# Tutoriel : Configurer mail sous Mac OS X Tiger ... (Gmail)



## kinox (28 Février 2009)

Bonjour à tous, vous avez peut-être des soucis au moment de configurer mail sous Tiger quand il s'agit d'un compte Gmail  ... Et bien voilà un petit tutoriel pour vous aider à le faire !

1. Ouvrez Mail.

2. Entrez les informations demandées à l'ouverture de mail (Aperçu : cliquez ici)

3. Entrez le serveur de récéption > *pop.gmail.com* puis ensuite, entrez les informations relatives à votre compte (Aperçu : cliquez ici)

4. Entrez le serveur d'envoi > *smtp.gmail.com* mais n'activez pas l'authentification (Aperçu : cliquez ici)

5. Ensuite, Mail affiche un résumé du compte, vérifiez si les informations sont justes, puis cliquez sur continuer, et voilà, votre compte est configuré ! 
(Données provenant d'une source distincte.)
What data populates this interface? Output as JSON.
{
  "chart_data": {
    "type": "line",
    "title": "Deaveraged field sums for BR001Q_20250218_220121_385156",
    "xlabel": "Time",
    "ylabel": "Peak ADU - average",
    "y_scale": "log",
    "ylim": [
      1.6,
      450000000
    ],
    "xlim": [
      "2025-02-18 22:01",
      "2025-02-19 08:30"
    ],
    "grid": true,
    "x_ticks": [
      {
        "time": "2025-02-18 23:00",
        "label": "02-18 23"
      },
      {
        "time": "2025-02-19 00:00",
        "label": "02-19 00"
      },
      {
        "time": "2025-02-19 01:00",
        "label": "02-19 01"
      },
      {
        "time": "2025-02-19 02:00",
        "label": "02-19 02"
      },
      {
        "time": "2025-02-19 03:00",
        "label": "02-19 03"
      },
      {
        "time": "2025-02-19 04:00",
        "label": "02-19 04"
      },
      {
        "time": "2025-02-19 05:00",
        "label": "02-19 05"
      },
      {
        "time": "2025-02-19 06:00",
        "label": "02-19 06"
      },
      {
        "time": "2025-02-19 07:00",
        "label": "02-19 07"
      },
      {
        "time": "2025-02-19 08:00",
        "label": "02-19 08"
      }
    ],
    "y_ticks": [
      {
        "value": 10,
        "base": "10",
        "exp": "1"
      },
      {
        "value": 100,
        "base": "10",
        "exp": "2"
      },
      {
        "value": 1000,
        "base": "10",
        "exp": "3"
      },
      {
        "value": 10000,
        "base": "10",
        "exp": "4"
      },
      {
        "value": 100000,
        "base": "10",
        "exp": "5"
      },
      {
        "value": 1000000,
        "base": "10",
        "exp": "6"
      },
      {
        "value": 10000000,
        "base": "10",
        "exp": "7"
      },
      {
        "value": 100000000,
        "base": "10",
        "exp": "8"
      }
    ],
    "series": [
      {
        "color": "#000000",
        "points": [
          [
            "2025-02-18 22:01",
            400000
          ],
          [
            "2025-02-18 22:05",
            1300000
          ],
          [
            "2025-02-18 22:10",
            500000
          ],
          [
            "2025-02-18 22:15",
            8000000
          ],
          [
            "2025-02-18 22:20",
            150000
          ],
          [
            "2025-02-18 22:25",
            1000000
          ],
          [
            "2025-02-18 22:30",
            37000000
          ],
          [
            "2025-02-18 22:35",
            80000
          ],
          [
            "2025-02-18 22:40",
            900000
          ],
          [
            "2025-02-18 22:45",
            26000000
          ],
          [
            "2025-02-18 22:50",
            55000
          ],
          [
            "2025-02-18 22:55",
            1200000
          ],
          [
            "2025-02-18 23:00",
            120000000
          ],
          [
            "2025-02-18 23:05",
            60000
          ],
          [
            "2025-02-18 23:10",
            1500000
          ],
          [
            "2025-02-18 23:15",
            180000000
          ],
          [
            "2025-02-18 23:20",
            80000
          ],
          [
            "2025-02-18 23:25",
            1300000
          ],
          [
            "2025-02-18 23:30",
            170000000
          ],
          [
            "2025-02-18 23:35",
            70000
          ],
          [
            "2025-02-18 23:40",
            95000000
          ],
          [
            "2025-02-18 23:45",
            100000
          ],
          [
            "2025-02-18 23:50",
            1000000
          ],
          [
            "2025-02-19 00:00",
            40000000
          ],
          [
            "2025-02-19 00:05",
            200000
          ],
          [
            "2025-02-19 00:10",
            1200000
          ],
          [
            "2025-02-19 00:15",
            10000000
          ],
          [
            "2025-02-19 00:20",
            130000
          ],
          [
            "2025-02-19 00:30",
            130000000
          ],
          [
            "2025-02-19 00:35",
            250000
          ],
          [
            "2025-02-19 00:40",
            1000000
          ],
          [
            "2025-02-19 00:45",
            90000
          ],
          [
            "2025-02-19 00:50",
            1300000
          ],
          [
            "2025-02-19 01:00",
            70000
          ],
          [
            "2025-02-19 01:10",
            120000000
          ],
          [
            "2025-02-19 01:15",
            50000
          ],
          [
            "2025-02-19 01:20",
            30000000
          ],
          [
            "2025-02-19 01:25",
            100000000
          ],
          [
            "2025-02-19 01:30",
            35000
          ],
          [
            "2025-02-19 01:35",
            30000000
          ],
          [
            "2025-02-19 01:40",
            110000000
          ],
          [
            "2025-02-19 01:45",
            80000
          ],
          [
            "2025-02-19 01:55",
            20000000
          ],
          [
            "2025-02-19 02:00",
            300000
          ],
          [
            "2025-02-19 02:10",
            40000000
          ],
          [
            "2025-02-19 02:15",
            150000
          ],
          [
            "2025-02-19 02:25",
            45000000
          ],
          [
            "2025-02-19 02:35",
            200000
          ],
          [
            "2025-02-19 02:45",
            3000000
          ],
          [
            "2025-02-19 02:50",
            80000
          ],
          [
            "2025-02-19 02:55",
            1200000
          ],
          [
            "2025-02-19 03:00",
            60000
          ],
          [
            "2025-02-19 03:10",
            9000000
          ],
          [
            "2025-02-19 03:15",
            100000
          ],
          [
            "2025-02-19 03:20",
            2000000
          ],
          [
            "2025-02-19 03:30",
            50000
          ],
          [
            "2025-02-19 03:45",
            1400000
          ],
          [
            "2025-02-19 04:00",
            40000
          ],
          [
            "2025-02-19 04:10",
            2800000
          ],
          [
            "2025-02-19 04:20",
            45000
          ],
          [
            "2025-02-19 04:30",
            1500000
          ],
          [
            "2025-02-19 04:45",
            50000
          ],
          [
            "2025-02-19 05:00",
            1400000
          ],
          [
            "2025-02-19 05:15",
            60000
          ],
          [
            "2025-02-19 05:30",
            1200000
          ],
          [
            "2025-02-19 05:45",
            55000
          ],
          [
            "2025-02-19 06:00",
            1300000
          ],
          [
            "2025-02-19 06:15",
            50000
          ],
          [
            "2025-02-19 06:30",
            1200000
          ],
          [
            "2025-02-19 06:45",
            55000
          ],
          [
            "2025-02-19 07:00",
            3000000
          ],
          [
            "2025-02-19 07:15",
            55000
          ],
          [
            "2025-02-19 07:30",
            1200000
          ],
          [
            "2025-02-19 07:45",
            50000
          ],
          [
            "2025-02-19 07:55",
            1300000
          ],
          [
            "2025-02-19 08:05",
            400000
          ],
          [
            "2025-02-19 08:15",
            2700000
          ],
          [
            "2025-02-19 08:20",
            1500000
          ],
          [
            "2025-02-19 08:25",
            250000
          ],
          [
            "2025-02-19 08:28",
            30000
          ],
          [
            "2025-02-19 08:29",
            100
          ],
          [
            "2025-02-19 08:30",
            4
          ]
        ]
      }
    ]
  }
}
Bonne continuation sur votre Mac :rateau:

Bye, kinox ... alias ... Alex


----------



## pascalformac (28 Février 2009)

bonjour
outre qu'il y a DEJA  un fil dédié tutos Gmail
et plusieurs fils indiquant les bonnes manips....

je ne suis PAS d'accord
et l'aide gmail en ligne non plus








il faut des authentifications 
(en pop et smtp)


----------



## martine13 (30 Avril 2009)

Bonjour, j'essaye d'installer mail, mais je bloque déjà sur la première phrase :
"quand il s'agit d'un compte Gmail"

Gmail ? G comme Giga ? y at'il une limite de mémoire ?

Merci pour infos, martine


----------



## twinworld (30 Avril 2009)

il faut déjà nous donner le nom de votre fournisseur de compte mail 
Gmail, c'est le service mail de Google
Hotmail, le service mail de Microsoft
Yahoo Mail, le service de Yahoo

mais vous pouvez aussi avoir une adresse chez Orange, ou votre fournisseur d'accès internet.

Autre conseil : allez jeter un oeil à la page d'aide vidéo 
http://www.rhinos-mac.fr/applications.html
il y a un tutoriel vidéo pour configurer Mail et créer un compte.


----------



## karinec (4 Juin 2009)

Bonjour,
Juste Merci à pascalformac, il a raison, ça marche!


----------